One Step Beyond Tilt

I’m still surprised how similar the investment world is to the poker world – and how the people within those worlds are seemingly cut from the same cloth. But to some extent they play the same “risk versus return” game. And while each set of players knows that probability and odds factor strongly in their result, they are also keenly aware of the psychological factors at work. The ability to understand the psychology of their opponents, as well as their own individual state of mind, is paramount to both poker player and investor.

I was focused on this thought as I got into a co-worker’s car at lunch time last week. Delicately moving the used syringe and high-dollar sun glasses from the passinger seat, I slid into the car for what I knew was going to be a short lunch – but a long ride. He’d made a couple of bold moves in the market, well researched and objectively analyzed. But bad beats happen – and sometimes they keep happening.

I’ve seen poker players suffer a prolonged string of bad beats. In that vein, I remember that the 2005 WSOP for Richard Tatalovich was brutal and almost sureal. Coming up on the Series, he had a particularly nice run. Unfortunately life has a nasty way of regressing toward the mean. He was knocked out of event after event with the most outrageous bad beats – wtih each new bad beat more improbable than the last. After each ridiculous elimination, he would head for the mountains to meditate and mentally regroup. But sometimes you hit a streak that you just can’t overcome.

In 1969, Elizabeth Kubler-Ross introduced a psychological model for how people deal with the ultimate bad beat – terminal illness – and what is known today as the five stages of grief. In this model, people go through a progression of denial – anger – bargaining – depression – and finally acceptance. Poker players and investors go through their own progression – but it is slightly different. Ours wastes no time and starts with anger. But any good “player” moves quickly into acceptance as they wouldn’t still be a player if they didn’t. We definately go through a bargaining stage – the “just let me win one hand so I can get back to even” stage. But as the bad beats mount, tilt sets in. We lose faith in probability and odds. We wallow in the senselessness of it all. We doubt all.

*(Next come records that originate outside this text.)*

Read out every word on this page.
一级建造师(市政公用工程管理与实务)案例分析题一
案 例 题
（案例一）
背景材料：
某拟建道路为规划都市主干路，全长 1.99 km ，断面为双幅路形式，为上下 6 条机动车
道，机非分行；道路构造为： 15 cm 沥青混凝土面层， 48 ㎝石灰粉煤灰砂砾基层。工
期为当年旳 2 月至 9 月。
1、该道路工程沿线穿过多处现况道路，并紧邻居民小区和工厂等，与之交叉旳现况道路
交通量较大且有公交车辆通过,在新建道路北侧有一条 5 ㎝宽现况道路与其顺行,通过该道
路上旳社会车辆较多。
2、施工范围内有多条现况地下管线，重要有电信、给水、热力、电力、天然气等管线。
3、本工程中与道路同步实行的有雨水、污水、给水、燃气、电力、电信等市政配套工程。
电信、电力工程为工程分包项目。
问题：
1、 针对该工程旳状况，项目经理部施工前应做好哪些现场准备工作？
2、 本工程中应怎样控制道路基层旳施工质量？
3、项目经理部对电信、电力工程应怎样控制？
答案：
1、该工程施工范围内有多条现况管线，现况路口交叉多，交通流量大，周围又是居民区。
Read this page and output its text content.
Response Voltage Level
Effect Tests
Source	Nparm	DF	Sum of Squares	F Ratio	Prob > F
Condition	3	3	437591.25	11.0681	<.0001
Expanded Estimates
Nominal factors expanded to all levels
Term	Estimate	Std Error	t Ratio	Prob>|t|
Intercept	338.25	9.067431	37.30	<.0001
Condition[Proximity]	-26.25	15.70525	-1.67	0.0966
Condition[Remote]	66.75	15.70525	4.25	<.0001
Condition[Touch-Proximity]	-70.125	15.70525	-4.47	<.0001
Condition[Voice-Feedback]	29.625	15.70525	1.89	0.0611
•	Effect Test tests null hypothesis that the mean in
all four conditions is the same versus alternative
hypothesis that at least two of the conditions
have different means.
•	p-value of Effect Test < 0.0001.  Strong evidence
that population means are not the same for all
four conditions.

As the Dow Jones Industrial Index plowed under 9,000 points yesterday, most investors were able to head into the last phase of their grief. It’s that last stage – one step past tilt – that poker players know so well. And it’s definitely not acceptance. It’s hard to actually find a word for it, but its akin to mental shock. It is marked by disassociation and the inability to react normally to stimuli – this is understandable as stimuli is no longer deemed to be normal. And strangely enough, the stage is also punctuated by very dark humor.

As I sit here this morning, watching the markets tank across the globe, I know that gallows humor awaits me at the office.

Photo credits:
1) AP, Richard Drew – the NYSE board showing the DJI close
2) Reuters, Mike Seeger – trader outside the NYSE
3) AP, Dita Alankara – trader at the Indonesian Stock Exchange after trade was suspended


  1. Posted November 2, 2008 at 7:34 am | Permalink

    Very much enjoyed your last few posts. I’m forwarding this to my son, who’s been a stockbroker for 20 years and my brother, also a licensed broker.I knew you when you were OilDoe and i was DrawingDead at Poker School years ago.

  2. Posted November 13, 2008 at 10:19 am | Permalink

    Riding out a bear market and knowing(trusting) it will eventuality recover is exactly like riding out a downswing in poker and knowing(trusting) you will get through it if you play long enough. That is until you lose all your money and you figure out it is either the end of the financial world as we know them or you are a losing poker player.